Sarbanes Oxley Whistleblower
sarbanes oxley whistleblower
Accounting Fraud – Creative Accounting Gone Criminal
Accounting fraud is often characterized by the:
1. Misuse/misdirection of funds
2. Understating/overstating of revenues
3. Understating/overstating of expenses
4. Overstating of corporate asset values
5. Underreporting of liabilities
Prosecuting accounting fraud is often aided by a whistleblower disclosing unethical practices or unlawful tactics. At times, the whistleblower is someone who also participated in the accounting fraud.
Law enforcers may offer a plea bargain with a diminished sentence or penalties to the whistleblower for exposing his “guiltier” associates. Protection from retaliation may also be provided. In extreme cases, the whistleblower (along with his family) may also go into the government’s witness protection program.

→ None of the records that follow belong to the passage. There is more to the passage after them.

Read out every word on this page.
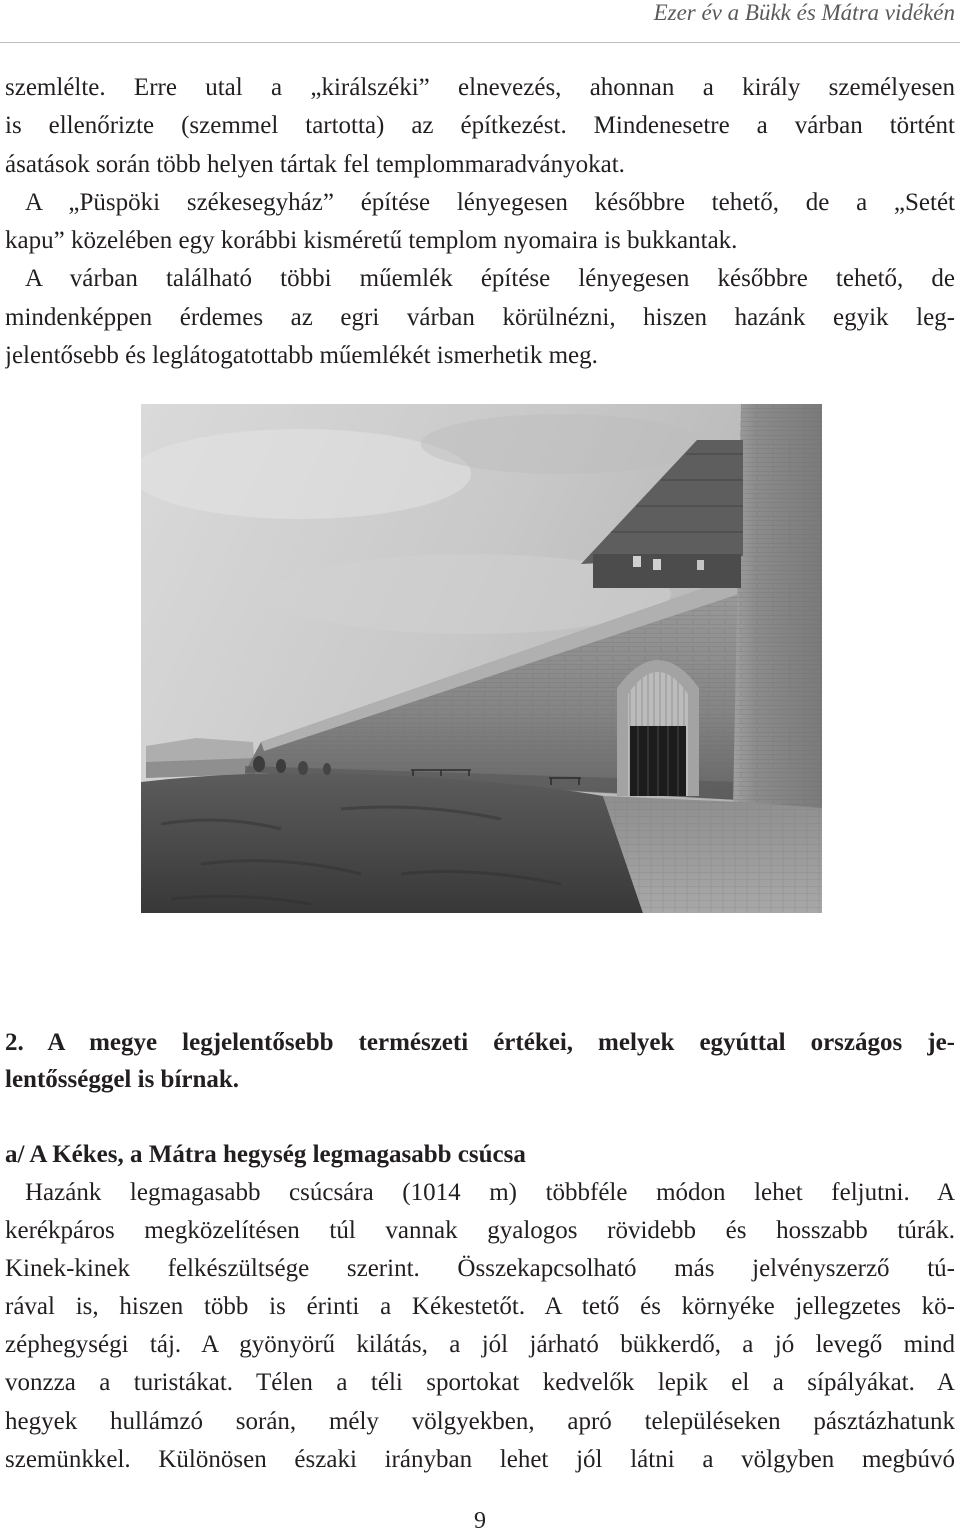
Ezer év a Bükk és Mátra vidékén
szemlélte. Erre utal a „királszéki” elnevezés, ahonnan a király személyesen
is ellenőrizte (szemmel tartotta) az építkezést. Mindenesetre a várban történt
ásatások során több helyen tártak fel templommaradványokat.
A „Püspöki székesegyház” építése lényegesen későbbre tehető, de a „Setét
kapu” közelében egy korábbi kisméretű templom nyomaira is bukkantak.
A várban található többi műemlék építése lényegesen későbbre tehető, de
mindenképpen érdemes az egri várban körülnézni, hiszen hazánk egyik leg-
jelentősebb és leglátogatottabb műemlékét ismerhetik meg.
2. A megye legjelentősebb természeti értékei, melyek egyúttal országos je-
lentősséggel is bírnak.
a/ A Kékes, a Mátra hegység legmagasabb csúcsa
Hazánk legmagasabb csúcsára (1014 m) többféle módon lehet feljutni. A
kerékpáros megközelítésen túl vannak gyalogos rövidebb és hosszabb túrák.
Kinek-kinek felkészültsége szerint. Összekapcsolható más jelvényszerző tú-
rával is, hiszen több is érinti a Kékestetőt. A tető és környéke jellegzetes kö-
zéphegységi táj. A gyönyörű kilátás, a jól járható bükkerdő, a jó levegő mind
vonzza a turistákat. Télen a téli sportokat kedvelők lepik el a sípályákat. A
hegyek hullámzó során, mély völgyekben, apró településeken pásztázhatunk
szemünkkel. Különösen északi irányban lehet jól látni a völgyben megbúvó
9
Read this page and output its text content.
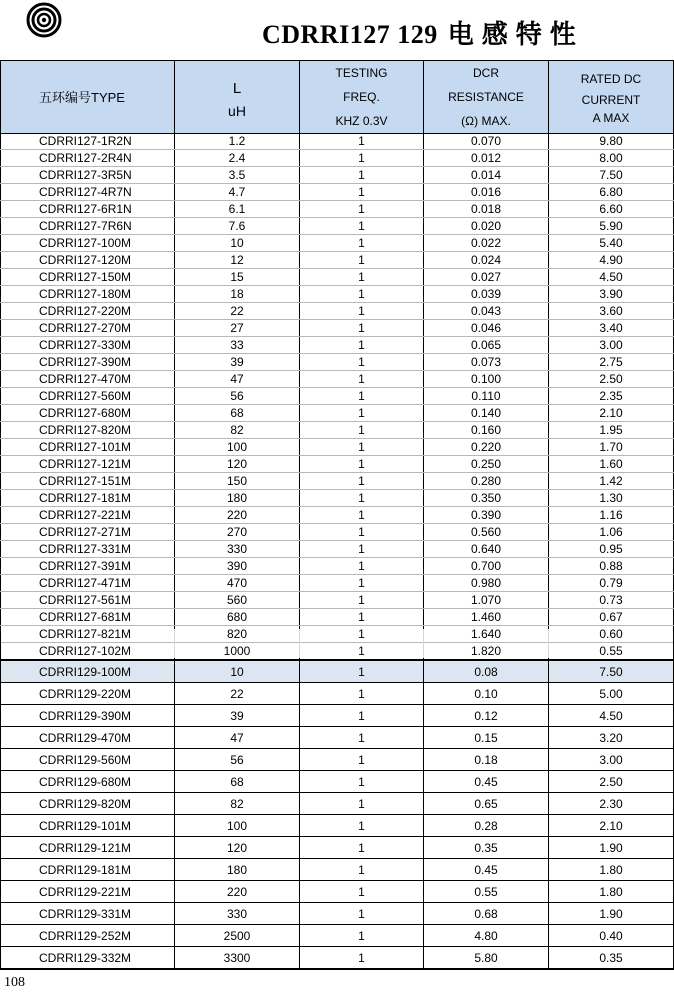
CDRRI127 129 电感特性
五环编号TYPE	
L
uH

TESTING
FREQ.
KHZ 0.3V

DCR
RESISTANCE
(Ω) MAX.

RATED DC
CURRENT
A MAX
CDRRI127-1R2N	1.2	1	0.070	9.80
CDRRI127-2R4N	2.4	1	0.012	8.00
CDRRI127-3R5N	3.5	1	0.014	7.50
CDRRI127-4R7N	4.7	1	0.016	6.80
CDRRI127-6R1N	6.1	1	0.018	6.60
CDRRI127-7R6N	7.6	1	0.020	5.90
CDRRI127-100M	10	1	0.022	5.40
CDRRI127-120M	12	1	0.024	4.90
CDRRI127-150M	15	1	0.027	4.50
CDRRI127-180M	18	1	0.039	3.90
CDRRI127-220M	22	1	0.043	3.60
CDRRI127-270M	27	1	0.046	3.40
CDRRI127-330M	33	1	0.065	3.00
CDRRI127-390M	39	1	0.073	2.75
CDRRI127-470M	47	1	0.100	2.50
CDRRI127-560M	56	1	0.110	2.35
CDRRI127-680M	68	1	0.140	2.10
CDRRI127-820M	82	1	0.160	1.95
CDRRI127-101M	100	1	0.220	1.70
CDRRI127-121M	120	1	0.250	1.60
CDRRI127-151M	150	1	0.280	1.42
CDRRI127-181M	180	1	0.350	1.30
CDRRI127-221M	220	1	0.390	1.16
CDRRI127-271M	270	1	0.560	1.06
CDRRI127-331M	330	1	0.640	0.95
CDRRI127-391M	390	1	0.700	0.88
CDRRI127-471M	470	1	0.980	0.79
CDRRI127-561M	560	1	1.070	0.73
CDRRI127-681M	680	1	1.460	0.67
CDRRI127-821M	820	1	1.640	0.60
CDRRI127-102M	1000	1	1.820	0.55

CDRRI129-100M	10	1	0.08	7.50
CDRRI129-220M	22	1	0.10	5.00
CDRRI129-390M	39	1	0.12	4.50
CDRRI129-470M	47	1	0.15	3.20
CDRRI129-560M	56	1	0.18	3.00
CDRRI129-680M	68	1	0.45	2.50
CDRRI129-820M	82	1	0.65	2.30
CDRRI129-101M	100	1	0.28	2.10
CDRRI129-121M	120	1	0.35	1.90
CDRRI129-181M	180	1	0.45	1.80
CDRRI129-221M	220	1	0.55	1.80
CDRRI129-331M	330	1	0.68	1.90
CDRRI129-252M	2500	1	4.80	0.40
CDRRI129-332M	3300	1	5.80	0.35
108
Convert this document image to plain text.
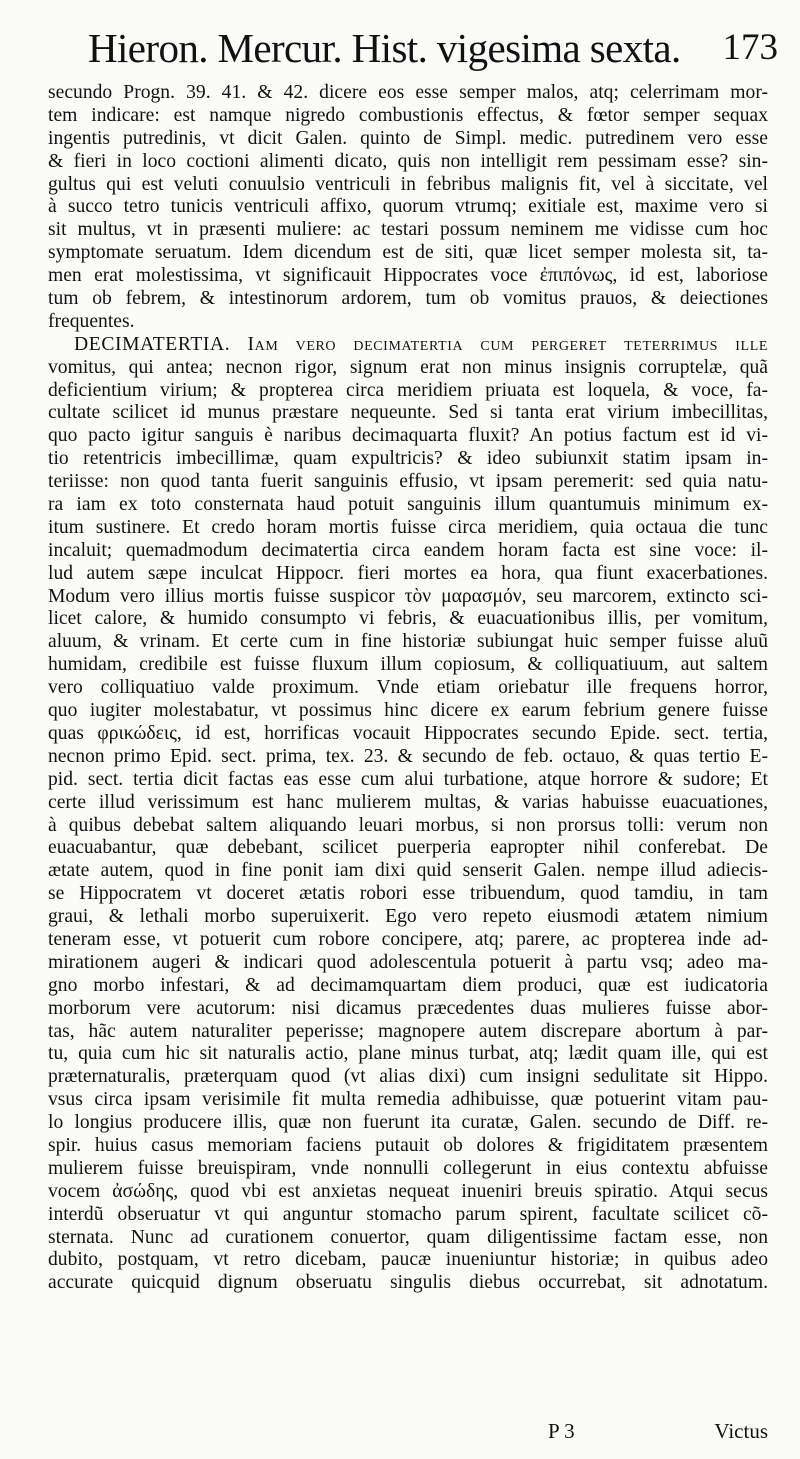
Hieron. Mercur. Hist. vigesima sexta. 173
secundo Progn. 39. 41. & 42. dicere eos esse semper malos, atq; celerrimam mor-
tem indicare: est namque nigredo combustionis effectus, & fœtor semper sequax
ingentis putredinis, vt dicit Galen. quinto de Simpl. medic. putredinem vero esse
& fieri in loco coctioni alimenti dicato, quis non intelligit rem pessimam esse? sin-
gultus qui est veluti conuulsio ventriculi in febribus malignis fit, vel à siccitate, vel
à succo tetro tunicis ventriculi affixo, quorum vtrumq; exitiale est, maxime vero si
sit multus, vt in præsenti muliere: ac testari possum neminem me vidisse cum hoc
symptomate seruatum. Idem dicendum est de siti, quæ licet semper molesta sit, ta-
men erat molestissima, vt significauit Hippocrates voce ἐπιπόνως, id est, laboriose
tum ob febrem, & intestinorum ardorem, tum ob vomitus prauos, & deiectiones
frequentes.
DECIMATERTIA. Iam vero decimatertia cum pergeret teterrimus ille
vomitus, qui antea; necnon rigor, signum erat non minus insignis corruptelæ, quã
deficientium virium; & propterea circa meridiem priuata est loquela, & voce, fa-
cultate scilicet id munus præstare nequeunte. Sed si tanta erat virium imbecillitas,
quo pacto igitur sanguis è naribus decimaquarta fluxit? An potius factum est id vi-
tio retentricis imbecillimæ, quam expultricis? & ideo subiunxit statim ipsam in-
teriisse: non quod tanta fuerit sanguinis effusio, vt ipsam peremerit: sed quia natu-
ra iam ex toto consternata haud potuit sanguinis illum quantumuis minimum ex-
itum sustinere. Et credo horam mortis fuisse circa meridiem, quia octaua die tunc
incaluit; quemadmodum decimatertia circa eandem horam facta est sine voce: il-
lud autem sæpe inculcat Hippocr. fieri mortes ea hora, qua fiunt exacerbationes.
Modum vero illius mortis fuisse suspicor τὸν μαρασμόν, seu marcorem, extincto sci-
licet calore, & humido consumpto vi febris, & euacuationibus illis, per vomitum,
aluum, & vrinam. Et certe cum in fine historiæ subiungat huic semper fuisse aluũ
humidam, credibile est fuisse fluxum illum copiosum, & colliquatiuum, aut saltem
vero colliquatiuo valde proximum. Vnde etiam oriebatur ille frequens horror,
quo iugiter molestabatur, vt possimus hinc dicere ex earum febrium genere fuisse
quas φρικώδεις, id est, horrificas vocauit Hippocrates secundo Epide. sect. tertia,
necnon primo Epid. sect. prima, tex. 23. & secundo de feb. octauo, & quas tertio E-
pid. sect. tertia dicit factas eas esse cum alui turbatione, atque horrore & sudore; Et
certe illud verissimum est hanc mulierem multas, & varias habuisse euacuationes,
à quibus debebat saltem aliquando leuari morbus, si non prorsus tolli: verum non
euacuabantur, quæ debebant, scilicet puerperia eapropter nihil conferebat. De
ætate autem, quod in fine ponit iam dixi quid senserit Galen. nempe illud adiecis-
se Hippocratem vt doceret ætatis robori esse tribuendum, quod tamdiu, in tam
graui, & lethali morbo superuixerit. Ego vero repeto eiusmodi ætatem nimium
teneram esse, vt potuerit cum robore concipere, atq; parere, ac propterea inde ad-
mirationem augeri & indicari quod adolescentula potuerit à partu vsq; adeo ma-
gno morbo infestari, & ad decimamquartam diem produci, quæ est iudicatoria
morborum vere acutorum: nisi dicamus præcedentes duas mulieres fuisse abor-
tas, hãc autem naturaliter peperisse; magnopere autem discrepare abortum à par-
tu, quia cum hic sit naturalis actio, plane minus turbat, atq; lædit quam ille, qui est
præternaturalis, præterquam quod (vt alias dixi) cum insigni sedulitate sit Hippo.
vsus circa ipsam verisimile fit multa remedia adhibuisse, quæ potuerint vitam pau-
lo longius producere illis, quæ non fuerunt ita curatæ, Galen. secundo de Diff. re-
spir. huius casus memoriam faciens putauit ob dolores & frigiditatem præsentem
mulierem fuisse breuispiram, vnde nonnulli collegerunt in eius contextu abfuisse
vocem ἀσώδης, quod vbi est anxietas nequeat inueniri breuis spiratio. Atqui secus
interdũ obseruatur vt qui anguntur stomacho parum spirent, facultate scilicet cõ-
sternata. Nunc ad curationem conuertor, quam diligentissime factam esse, non
dubito, postquam, vt retro dicebam, paucæ inueniuntur historiæ; in quibus adeo
accurate quicquid dignum obseruatu singulis diebus occurrebat, sit adnotatum.
P 3	Victus
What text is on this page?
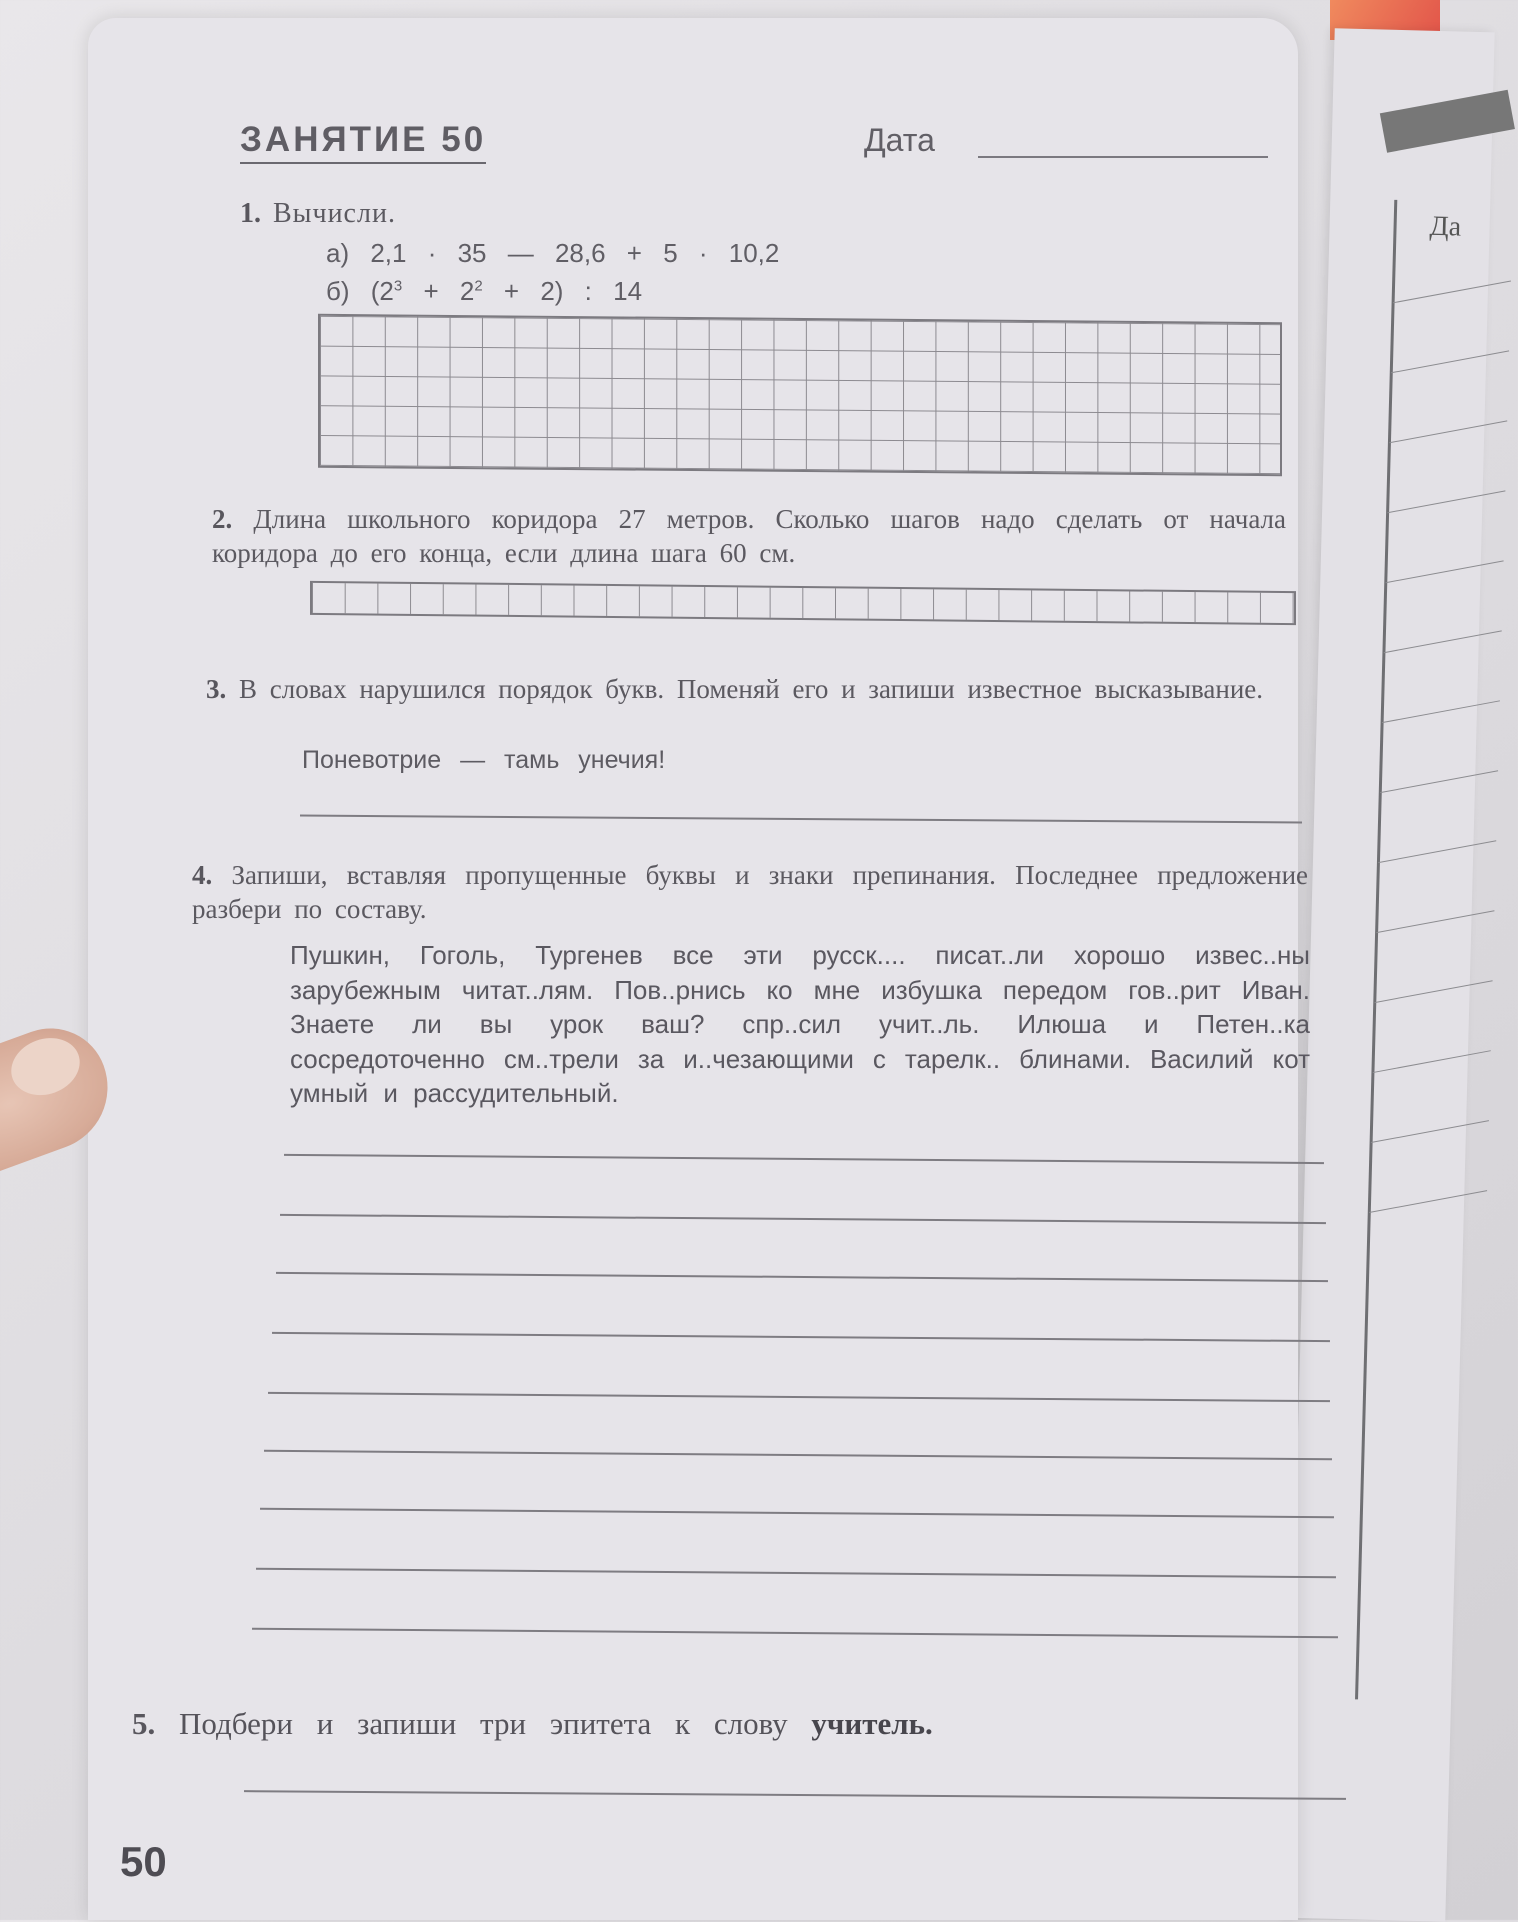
Да
ЗАНЯТИЕ 50	Дата
1. Вычисли.
а) 2,1 · 35 — 28,6 + 5 · 10,2
б) $(2^3 + 2^2 + 2)$ : 14
2. Длина школьного коридора 27 метров. Сколько шагов надо сделать от начала коридора до его конца, если длина шага 60 см.
3. В словах нарушился порядок букв. Поменяй его и запиши известное высказывание.
Поневотрие — тамь унечия!
4. Запиши, вставляя пропущенные буквы и знаки препинания. Последнее предложение разбери по составу.
Пушкин, Гоголь, Тургенев все эти русск.... писат..ли хорошо извес..ны зарубежным читат..лям. Пов..рнись ко мне избушка передом гов..рит Иван. Знаете ли вы урок ваш? спр..сил учит..ль. Илюша и Петен..ка сосредоточенно см..трели за и..чезающими с тарелк.. блинами. Василий кот умный и рассудительный.
5. Подбери и запиши три эпитета к слову учитель.
50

In publicly listed companies, creative accounting tactics, not necessarily among those listed above, may be regarded as fraud. When such tactics are detected, a government oversight agency, like the Securities and Exchange Commission, may launch an investigation.
Sarbox Response
The Public Company Accounting Reform and Investor Protection Act, also called the Sarbanes-Oxley Act (or Sarbox), was speedily passed in 2002 in response to the wave of accounting scandals that occurred in corporate America that year.
It was in 2002 that the countries biggest accounting firms, like Arthur Andersen, Ernst & Young, Pricewaterhouse Coopers, etc., were charged in court or admitted negligence in their duties.
The government held that these accounting firms were tasked with identifying and preventing the publication of bogus financial reports. As a result of their neglect or collusion, their clients were able to publish reports that gave a misleading impression of the client company’s financial status. Accounting fraud reached billions of dollars in some cases.
Sarbox contains provisions, such as the following:
1. Public companies must assess and divulge the effectiveness of their internal financial reporting controls.
2. Independent auditors must vet these assessments and disclosures.
3. Financial reports must be certified by CEOs and CFOs.
4. Personal loans to any director or executive officer are banned in most cases.
5. A stock-exchange-listed company must have a 100% independent audit committee whose sole task is to oversee the relations between the company and auditor
6. More severe civil and criminal penalties for violating SEC rules and longer jail sentences plus bigger fines for execs who intentionally misstate their company’s financial status
7. Protection for whistleblowers to win
a. Reinstatement
b. Back pay
c. Benefits
d. Compensatory damages
e. Abatement orders
f. Attorney’s fees and legal expenses within reason
Fallout from Fraud
In the three-year period before Sarbox became a law, the SEC reported that accounting fraud showed a 41% increase: from only 79 cases in 1998 to 112 in 2001.
Many believe that the stock market downturn of 2002 was caused by a widespread perception that many publicly listed companies (such as Enron and WorldCom) may be cooking the books.
More recently, an accounting fraud scandal arose to rival Enron and WorldCom. AIG is still being investigated for accounting fraud as a result of the mutual funds and insurance fiasco of 2004. But recent investigations uncovered more than a billion dollars in accounting transaction errors.
Oftentimes, the worse punishment is loss of support for the offending company. So far, AIG has already lost around 50 billion dollars in market capital as a result of the investigations.